Section: Opinion

Lack of clarity over ‘Title IX’ rule is unsettling

As we’ve reiterated over the past several weeks, there is a problem with communication on this campus.

It is a problem that goes beyond the Cove, beyond Sendoff, beyond the Master Plan and invades the more mundane operations of the College.

We are referring to the recent discovery that, at the end of last semester, the Business and Finance Committee (BFC) allocated money to students for a policy which they believed to be tied to Title IX. In fact, the policy they were instructed to help implement — one that would require student groups to procure one bed for each student when traveling off campus — was not a policy at all, mere “best practice,” and not in fact related to Title IX.

It is unclear how and why this miscommunication occurred, but the fact remains that it did. Officials in the Student Activities Office (SAO) led the BFC co-chairs to believe that this was a policy, a falsehood then passed on to student groups. The BFC co-chairs did not learn until this semester of the miscommunication, and neither did Kenyon’s Title IX coordinators. One student group’s treasurer still did not know the policy she had been surprised by during a budgetary hearing, was not in fact a real policy and not associated with Title IX.

Why did this miscommunication occur? Why did the SAO not announce that it was recommending this policy? Surely students would have been able to comment on whether or not this would truly be a “best practice.” And why now, over a month into this semester, has this mistake not been corrected and the information shared with the students which it affected?

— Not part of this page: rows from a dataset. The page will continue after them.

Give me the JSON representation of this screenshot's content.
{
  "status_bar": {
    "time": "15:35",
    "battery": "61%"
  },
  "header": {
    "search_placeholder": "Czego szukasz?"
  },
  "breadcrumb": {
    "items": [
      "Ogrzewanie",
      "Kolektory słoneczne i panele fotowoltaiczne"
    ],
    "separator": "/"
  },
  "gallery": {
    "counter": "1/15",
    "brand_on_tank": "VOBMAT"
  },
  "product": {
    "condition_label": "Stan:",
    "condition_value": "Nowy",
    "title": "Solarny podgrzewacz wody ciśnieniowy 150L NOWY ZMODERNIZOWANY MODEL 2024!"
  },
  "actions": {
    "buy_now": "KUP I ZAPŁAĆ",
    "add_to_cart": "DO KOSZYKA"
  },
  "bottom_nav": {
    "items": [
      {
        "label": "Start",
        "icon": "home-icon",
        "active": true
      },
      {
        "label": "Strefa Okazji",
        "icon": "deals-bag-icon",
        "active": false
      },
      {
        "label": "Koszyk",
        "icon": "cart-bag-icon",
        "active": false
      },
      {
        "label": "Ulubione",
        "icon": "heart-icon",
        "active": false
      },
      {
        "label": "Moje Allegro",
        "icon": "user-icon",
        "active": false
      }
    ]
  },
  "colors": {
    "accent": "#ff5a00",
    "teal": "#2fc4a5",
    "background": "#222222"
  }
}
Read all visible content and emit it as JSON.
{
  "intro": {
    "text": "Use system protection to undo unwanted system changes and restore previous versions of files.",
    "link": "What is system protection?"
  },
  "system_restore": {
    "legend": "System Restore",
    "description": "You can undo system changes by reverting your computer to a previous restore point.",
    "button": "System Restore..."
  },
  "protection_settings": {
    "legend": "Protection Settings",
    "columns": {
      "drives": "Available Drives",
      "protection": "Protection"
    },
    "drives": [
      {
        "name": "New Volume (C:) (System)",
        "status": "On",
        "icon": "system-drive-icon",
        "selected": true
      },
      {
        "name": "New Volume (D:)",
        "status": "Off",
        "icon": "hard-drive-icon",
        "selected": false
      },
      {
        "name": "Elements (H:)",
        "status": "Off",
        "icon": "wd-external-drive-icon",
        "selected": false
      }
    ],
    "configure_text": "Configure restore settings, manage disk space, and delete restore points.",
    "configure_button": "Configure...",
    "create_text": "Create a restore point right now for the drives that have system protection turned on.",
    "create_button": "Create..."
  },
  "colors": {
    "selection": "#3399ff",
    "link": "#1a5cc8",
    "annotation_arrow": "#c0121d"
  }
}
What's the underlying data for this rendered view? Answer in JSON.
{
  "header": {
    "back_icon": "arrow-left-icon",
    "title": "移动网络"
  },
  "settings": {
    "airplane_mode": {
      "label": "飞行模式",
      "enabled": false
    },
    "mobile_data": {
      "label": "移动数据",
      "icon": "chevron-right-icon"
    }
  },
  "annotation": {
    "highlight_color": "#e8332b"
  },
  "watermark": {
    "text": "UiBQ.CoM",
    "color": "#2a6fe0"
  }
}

Time and again, administrators at this school fail to communicate with students, fail to inform them of the how and the why of their decisions. This is a private college and, as such, is not required to make its decisions public. But Kenyon prides itself on community. Withholding plans or actions in order to control their narrative or stifle possible backlash should not necessitate the level of secrecy we have experienced not only as Collegian reporters, but also as students.

At a college where the president lives in the heart of campus, he runs an administration that appears either incapable or unwilling to communicate with each other and perhaps more importantly, with students.

We acknowledge steps are being taken to improve this and the recent community forum and new working group seem to promise open dialogue. We look forward to seeing the list of proposals on how to improve transparency that the working group will send to the president by April 15. A reevaluation of how Campus Senate functions, too, is an encouraging sign.

Still, the fact that the elected student chairs of the BFC were either misinformed or left confused about the College’s new “best practices” policy suggest there is much more work to be done.